In complexity calculations, we only worry about what happens as the data lengths increase, and take the dominant term—here the $4{N}^{2}$ term—as reflecting how much work is involved in making the computation. As multiplicative constants don't matter since we are making a "proportional to" evaluation, we find the DFT is an $O\left({N}^{2}\right)$ computational procedure. This notation is read "order $N$-squared". Thus, if we double the length of the data, we would expect that the computation time to approximately quadruple.

Exercise 2

In making the complexity evaluation for the DFT, we assumed the data to be real. Three questions emerge. First of all, the spectra of such signals have conjugate symmetry, meaning that negative frequency components ($k=\left[\frac{N}{2}+1,...,N+1\right]$ in the DFT) can be computed from the corresponding positive frequency components. Does this symmetry change the DFT's complexity?

Secondly, suppose the data are complex-valued; what is the DFT's complexity now?

Finally, a less important but interesting question is suppose we want $K$ frequency values instead of $N$; now what is the complexity?

Solution

When the signal is real-valued, we may only need half the spectral values, but the complexity remains unchanged. If the data are complex-valued, which demands retaining all frequency values, the complexity is again the same. When only $K$ frequencies are needed, the complexity is $O\left(\mathrm{KN}\right)$.

How much better is O(NlogN) than O( ${N}^{2}$)?

$N$ | $10$ | $100$ | $1000$ | ${10}^{6}$ | ${10}^{9}$ |
---|---|---|---|---|---|

${N}^{2}$ | 100 | ${10}^{4}$ | ${10}^{6}$ | ${10}^{12}$ | ${10}^{18}$ |

$N\mathrm{log}N$ | $1$ | $200$ | $3000$ | $6\times {10}^{6}$ | $9\times {10}^{9}$ |

Say you have a 1 MFLOP machine (a million "floating point" operations per second). Let $N=1\mathrm{million}={10}^{6}$.

An O( ${N}^{2}$) algorithm takes ${10}^{12}$ flors → ${10}^{6}$ seconds ≃ 11.5 days.

An O( $N\mathrm{log}N$) algorithm takes $6\times {10}^{6}$ Flors → 6 seconds.

Note:

$N=1\mathrm{million}$ is not unreasonable.Example 1

3 megapixel digital camera spits out $3\times {10}^{6}$ numbers for each picture.
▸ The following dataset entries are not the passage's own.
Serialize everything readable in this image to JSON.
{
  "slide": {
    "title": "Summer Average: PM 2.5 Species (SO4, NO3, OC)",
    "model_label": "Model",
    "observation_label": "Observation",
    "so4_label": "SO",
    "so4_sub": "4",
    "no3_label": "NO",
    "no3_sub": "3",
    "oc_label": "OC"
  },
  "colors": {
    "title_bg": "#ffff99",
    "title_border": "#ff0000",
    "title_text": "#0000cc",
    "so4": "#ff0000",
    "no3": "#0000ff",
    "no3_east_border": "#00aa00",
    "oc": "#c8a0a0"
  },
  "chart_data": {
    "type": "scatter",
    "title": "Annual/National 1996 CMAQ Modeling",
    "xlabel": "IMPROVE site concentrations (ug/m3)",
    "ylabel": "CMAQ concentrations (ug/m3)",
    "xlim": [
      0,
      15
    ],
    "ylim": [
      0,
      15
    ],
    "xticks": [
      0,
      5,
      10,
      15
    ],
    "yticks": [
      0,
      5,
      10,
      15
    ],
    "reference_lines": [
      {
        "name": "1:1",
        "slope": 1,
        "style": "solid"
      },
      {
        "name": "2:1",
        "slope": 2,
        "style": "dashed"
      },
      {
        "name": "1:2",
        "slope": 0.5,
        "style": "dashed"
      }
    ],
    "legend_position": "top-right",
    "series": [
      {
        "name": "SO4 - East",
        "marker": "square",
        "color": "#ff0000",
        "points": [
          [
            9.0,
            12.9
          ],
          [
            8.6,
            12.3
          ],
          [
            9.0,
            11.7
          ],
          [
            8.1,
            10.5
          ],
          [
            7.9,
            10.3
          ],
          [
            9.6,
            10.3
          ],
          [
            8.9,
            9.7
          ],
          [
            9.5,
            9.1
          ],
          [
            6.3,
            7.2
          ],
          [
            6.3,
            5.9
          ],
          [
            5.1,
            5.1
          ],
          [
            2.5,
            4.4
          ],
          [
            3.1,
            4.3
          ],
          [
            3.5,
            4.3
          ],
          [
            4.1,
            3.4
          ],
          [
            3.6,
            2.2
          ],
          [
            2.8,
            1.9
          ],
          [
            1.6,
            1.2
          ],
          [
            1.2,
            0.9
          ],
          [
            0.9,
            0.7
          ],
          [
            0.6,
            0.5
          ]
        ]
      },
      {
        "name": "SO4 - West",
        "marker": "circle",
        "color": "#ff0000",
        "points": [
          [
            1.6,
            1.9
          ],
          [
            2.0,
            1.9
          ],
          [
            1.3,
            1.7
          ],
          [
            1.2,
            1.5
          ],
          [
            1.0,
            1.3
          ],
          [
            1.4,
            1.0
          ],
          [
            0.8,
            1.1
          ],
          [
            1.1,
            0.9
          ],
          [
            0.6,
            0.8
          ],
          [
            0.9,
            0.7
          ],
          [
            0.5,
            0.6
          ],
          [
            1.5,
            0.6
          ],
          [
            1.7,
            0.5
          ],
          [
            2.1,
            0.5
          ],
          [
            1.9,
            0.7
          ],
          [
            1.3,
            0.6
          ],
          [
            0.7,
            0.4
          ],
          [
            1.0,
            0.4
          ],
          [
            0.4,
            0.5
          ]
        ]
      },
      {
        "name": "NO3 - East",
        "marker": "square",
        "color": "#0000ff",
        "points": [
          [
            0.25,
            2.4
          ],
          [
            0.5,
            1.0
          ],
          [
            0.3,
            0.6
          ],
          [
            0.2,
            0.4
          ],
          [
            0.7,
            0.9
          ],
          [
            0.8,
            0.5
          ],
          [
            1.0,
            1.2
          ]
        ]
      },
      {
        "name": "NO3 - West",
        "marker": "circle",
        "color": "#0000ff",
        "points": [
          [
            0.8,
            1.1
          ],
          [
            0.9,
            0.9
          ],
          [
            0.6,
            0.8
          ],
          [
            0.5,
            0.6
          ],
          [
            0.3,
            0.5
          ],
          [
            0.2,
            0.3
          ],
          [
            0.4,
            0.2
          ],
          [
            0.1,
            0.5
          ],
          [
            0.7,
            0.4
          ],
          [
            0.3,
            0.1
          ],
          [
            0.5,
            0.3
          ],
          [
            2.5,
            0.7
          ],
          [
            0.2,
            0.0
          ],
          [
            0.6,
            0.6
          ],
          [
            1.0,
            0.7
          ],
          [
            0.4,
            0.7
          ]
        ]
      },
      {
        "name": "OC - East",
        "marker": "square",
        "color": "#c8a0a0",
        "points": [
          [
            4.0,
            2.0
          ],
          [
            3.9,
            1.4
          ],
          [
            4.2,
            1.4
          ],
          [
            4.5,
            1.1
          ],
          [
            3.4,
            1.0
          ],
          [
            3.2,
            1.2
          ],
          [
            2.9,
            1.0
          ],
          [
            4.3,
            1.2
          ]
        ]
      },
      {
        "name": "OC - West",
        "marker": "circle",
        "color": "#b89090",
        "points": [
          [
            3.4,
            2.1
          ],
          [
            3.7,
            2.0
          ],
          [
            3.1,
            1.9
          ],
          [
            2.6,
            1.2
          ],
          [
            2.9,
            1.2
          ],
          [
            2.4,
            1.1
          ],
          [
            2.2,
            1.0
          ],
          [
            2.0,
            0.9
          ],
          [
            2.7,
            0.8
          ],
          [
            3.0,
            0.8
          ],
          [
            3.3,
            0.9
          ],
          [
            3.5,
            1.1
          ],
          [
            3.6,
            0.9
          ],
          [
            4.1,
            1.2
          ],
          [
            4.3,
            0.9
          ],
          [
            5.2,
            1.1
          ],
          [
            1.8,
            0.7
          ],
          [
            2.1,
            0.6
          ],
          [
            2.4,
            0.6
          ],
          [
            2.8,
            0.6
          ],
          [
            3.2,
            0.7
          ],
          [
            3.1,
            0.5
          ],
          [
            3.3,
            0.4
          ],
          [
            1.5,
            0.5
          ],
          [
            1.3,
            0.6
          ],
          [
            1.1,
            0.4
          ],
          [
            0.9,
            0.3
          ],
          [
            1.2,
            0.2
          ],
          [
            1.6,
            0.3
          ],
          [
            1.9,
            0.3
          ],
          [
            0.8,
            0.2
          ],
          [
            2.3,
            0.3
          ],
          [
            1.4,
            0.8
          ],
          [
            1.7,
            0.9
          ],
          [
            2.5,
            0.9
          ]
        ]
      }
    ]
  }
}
So for two $N$ point sequences $f\left[n\right]$ and $h\left[n\right]$. If computing $f\left[n\right]\u229bh\left[n\right]$ directly: O( ${N}^{2}$) operations.

taking FFTs -- O(NlogN)

multiplying FFTs -- O(N)

inverse FFTs -- O(NlogN).

the total complexity is O(NlogN).

Other "fast" algorithms have been discovered, most of which make use of how many common factors the transform length N has. In number theory, the number of prime factors a given integer has measures how composite it is. The numbers 16 and 81 are highly composite (equaling ${2}^{4}$ and ${3}^{4}$ respectively), the number 18 is less so ( ${2}^{1}{3}^{2}$ ), and 17 not at all (it's prime). In over thirty years of Fourier transform algorithm development, the original Cooley-Tukey algorithm is far and away the most frequently used. It is so computationally efficient that power-of-two transform lengths are frequently used regardless of what the actual length of the data. It is even well established that the FFT, alongside the digital computer, were almost completely responsible for the "explosion" of DSP in the 60's.